Muscogee Homeland
For millennia before any European deed existed, the 77 acres at the end of South Columbia Drive were Muscogee (Creek) land. The terrain — a forested ridgeline draining into the Shoal Creek tributary of the South River — suited Muscogee patterns of settlement: elevated ground for habitation, creek bottoms for agriculture, old-growth hardwood for timber and hunting.
Two major trading paths crossed this ridge. One became Decatur's main street. The intersection of those trails is where Georgia would plant its courthouse.
Muscogee elder John Winterhawk, speaking at the removal of a commemorative cannon from Decatur Square in 2021, described his people's relationship to this land in plain terms: "My people grew here, had children here, planted corn here, vegetables of all kinds. We had homes here, and we did not want to leave here."
Treaty, Lottery, Farm
On January 8, 1821, at Chief William McIntosh's plantation in middle Georgia, the First Treaty of Indian Springs was signed. The Lower Muscogee Creeks ceded all land east of the Flint River — including the future site of Decatur — to the United States. McIntosh received $40,000 personally. The Creek National Council later executed him for it.
The land lot containing 500 S. Columbia Drive sits in the 15th Militia District of DeKalb County — the same district chosen for the county seat. The original lottery grantee and subsequent chain of title require archival confirmation from the Georgia Archives' Land Grant Books.
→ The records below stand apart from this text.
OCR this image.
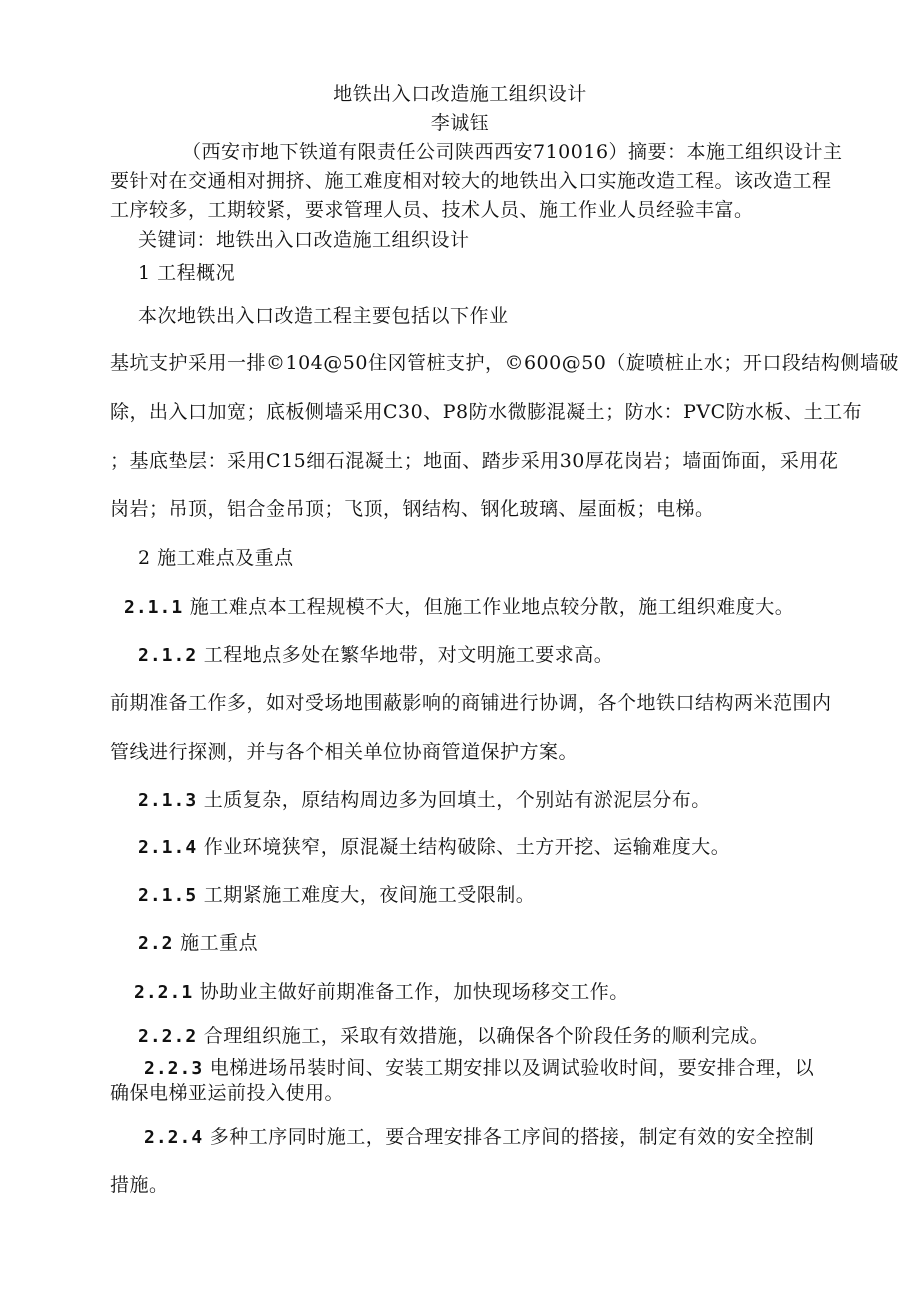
地铁出入口改造施工组织设计
李诚钰
（西安市地下铁道有限责任公司陕西西安710016）摘要：本施工组织设计主
要针对在交通相对拥挤、施工难度相对较大的地铁出入口实施改造工程。该改造工程
工序较多，工期较紧，要求管理人员、技术人员、施工作业人员经验丰富。
关键词：地铁出入口改造施工组织设计
1 工程概况
本次地铁出入口改造工程主要包括以下作业
基坑支护采用一排©104@50住冈管桩支护，©600@50（旋喷桩止水；开口段结构侧墙破
除，出入口加宽；底板侧墙采用C30、P8防水微膨混凝土；防水：PVC防水板、土工布
；基底垫层：采用C15细石混凝土；地面、踏步采用30厚花岗岩；墙面饰面，采用花
岗岩；吊顶，铝合金吊顶；飞顶，钢结构、钢化玻璃、屋面板；电梯。
2 施工难点及重点
2.1.1 施工难点本工程规模不大，但施工作业地点较分散，施工组织难度大。
2.1.2 工程地点多处在繁华地带，对文明施工要求高。
前期准备工作多，如对受场地围蔽影响的商铺进行协调，各个地铁口结构两米范围内
管线进行探测，并与各个相关单位协商管道保护方案。
2.1.3 土质复杂，原结构周边多为回填土，个别站有淤泥层分布。
2.1.4 作业环境狭窄，原混凝土结构破除、土方开挖、运输难度大。
2.1.5 工期紧施工难度大，夜间施工受限制。
2.2 施工重点
2.2.1 协助业主做好前期准备工作，加快现场移交工作。
2.2.2 合理组织施工，采取有效措施，以确保各个阶段任务的顺利完成。
2.2.3 电梯进场吊装时间、安装工期安排以及调试验收时间，要安排合理，以
确保电梯亚运前投入使用。
2.2.4 多种工序同时施工，要合理安排各工序间的搭接，制定有效的安全控制
措施。
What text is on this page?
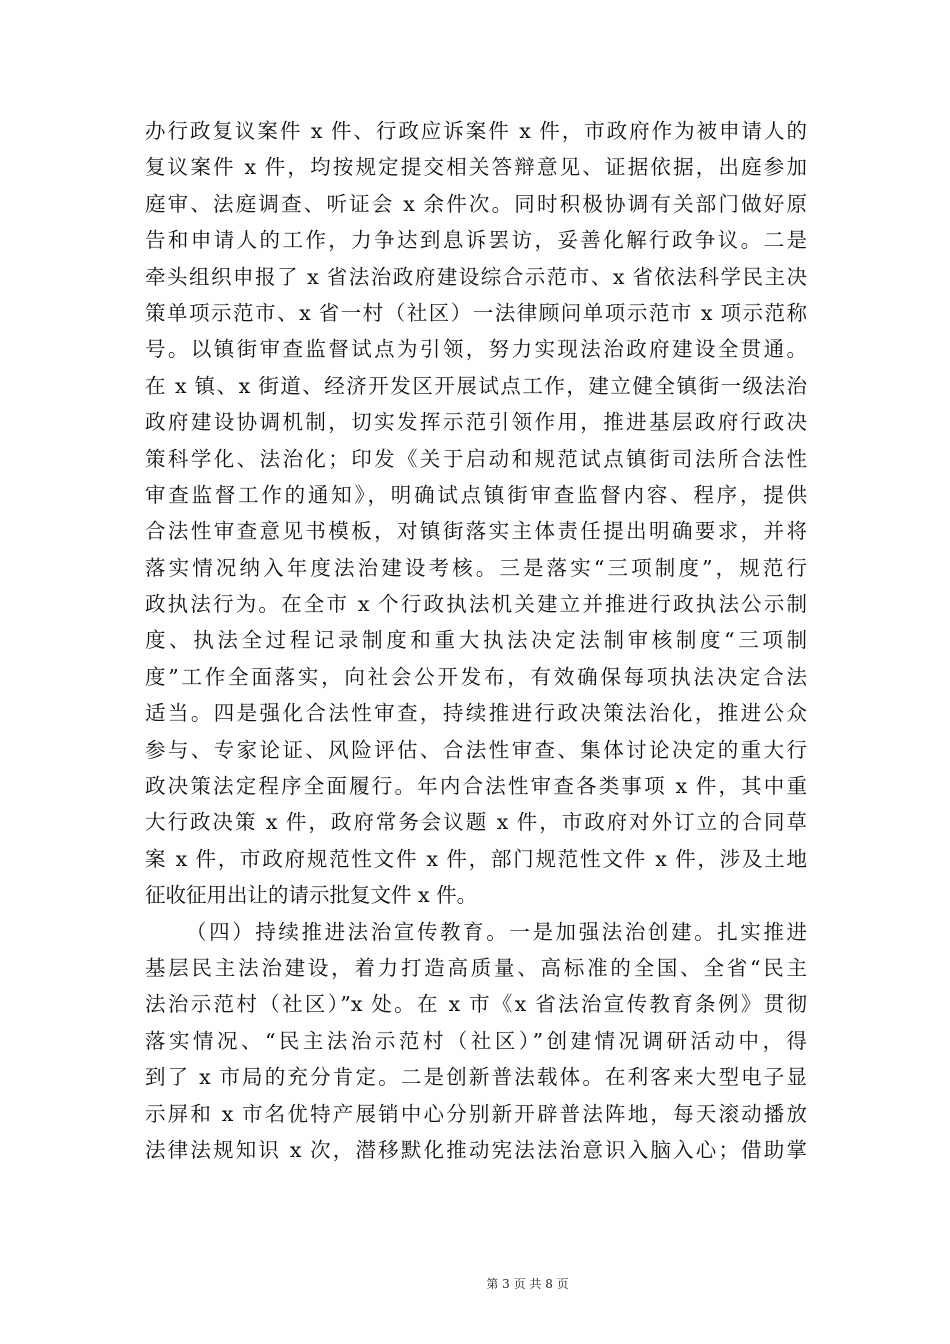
办行政复议案件 x 件、行政应诉案件 x 件，市政府作为被申请人的
复议案件 x 件，均按规定提交相关答辩意见、证据依据，出庭参加
庭审、法庭调查、听证会 x 余件次。同时积极协调有关部门做好原
告和申请人的工作，力争达到息诉罢访，妥善化解行政争议。二是
牵头组织申报了 x 省法治政府建设综合示范市、x 省依法科学民主决
策单项示范市、x 省一村（社区）一法律顾问单项示范市 x 项示范称
号。以镇街审查监督试点为引领，努力实现法治政府建设全贯通。
在 x 镇、x 街道、经济开发区开展试点工作，建立健全镇街一级法治
政府建设协调机制，切实发挥示范引领作用，推进基层政府行政决
策科学化、法治化；印发《关于启动和规范试点镇街司法所合法性
审查监督工作的通知》，明确试点镇街审查监督内容、程序，提供
合法性审查意见书模板，对镇街落实主体责任提出明确要求，并将
落实情况纳入年度法治建设考核。三是落实“三项制度”，规范行
政执法行为。在全市 x 个行政执法机关建立并推进行政执法公示制
度、执法全过程记录制度和重大执法决定法制审核制度“三项制
度”工作全面落实，向社会公开发布，有效确保每项执法决定合法
适当。四是强化合法性审查，持续推进行政决策法治化，推进公众
参与、专家论证、风险评估、合法性审查、集体讨论决定的重大行
政决策法定程序全面履行。年内合法性审查各类事项 x 件，其中重
大行政决策 x 件，政府常务会议题 x 件，市政府对外订立的合同草
案 x 件，市政府规范性文件 x 件，部门规范性文件 x 件，涉及土地
征收征用出让的请示批复文件 x 件。
（四）持续推进法治宣传教育。一是加强法治创建。扎实推进
基层民主法治建设，着力打造高质量、高标准的全国、全省“民主
法治示范村（社区）”x 处。在 x 市《x 省法治宣传教育条例》贯彻
落实情况、“民主法治示范村（社区）”创建情况调研活动中，得
到了 x 市局的充分肯定。二是创新普法载体。在利客来大型电子显
示屏和 x 市名优特产展销中心分别新开辟普法阵地，每天滚动播放
法律法规知识 x 次，潜移默化推动宪法法治意识入脑入心；借助掌
第 3 页 共 8 页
The probable antebellum owner was the Clark family, whose estate sold the land in 1873.
1873: $6,000 for 226 Acres
The Civil War left an estimated 10,000 Georgia children orphaned. Methodist minister and Confederate physician Jesse Boring opened the first home in Norcross in 1871 — on donated farmland, with 19 children. A fire destroyed it two years later.
In 1873, Boring's trustees paid $6,000 for 226 acres of working farmland on the southeastern edge of Decatur. The property they purchased already had fields, a pond, orchards, and structures — the accumulated infrastructure of fifty years of pioneer agriculture on land that had been indigenous territory for generations before that.
The old-growth trees still standing in Legacy Park — white oaks with trunk diameters approaching 50 inches — may have been alive during Muscogee occupation. They are among the few witnesses to every era this land has passed through.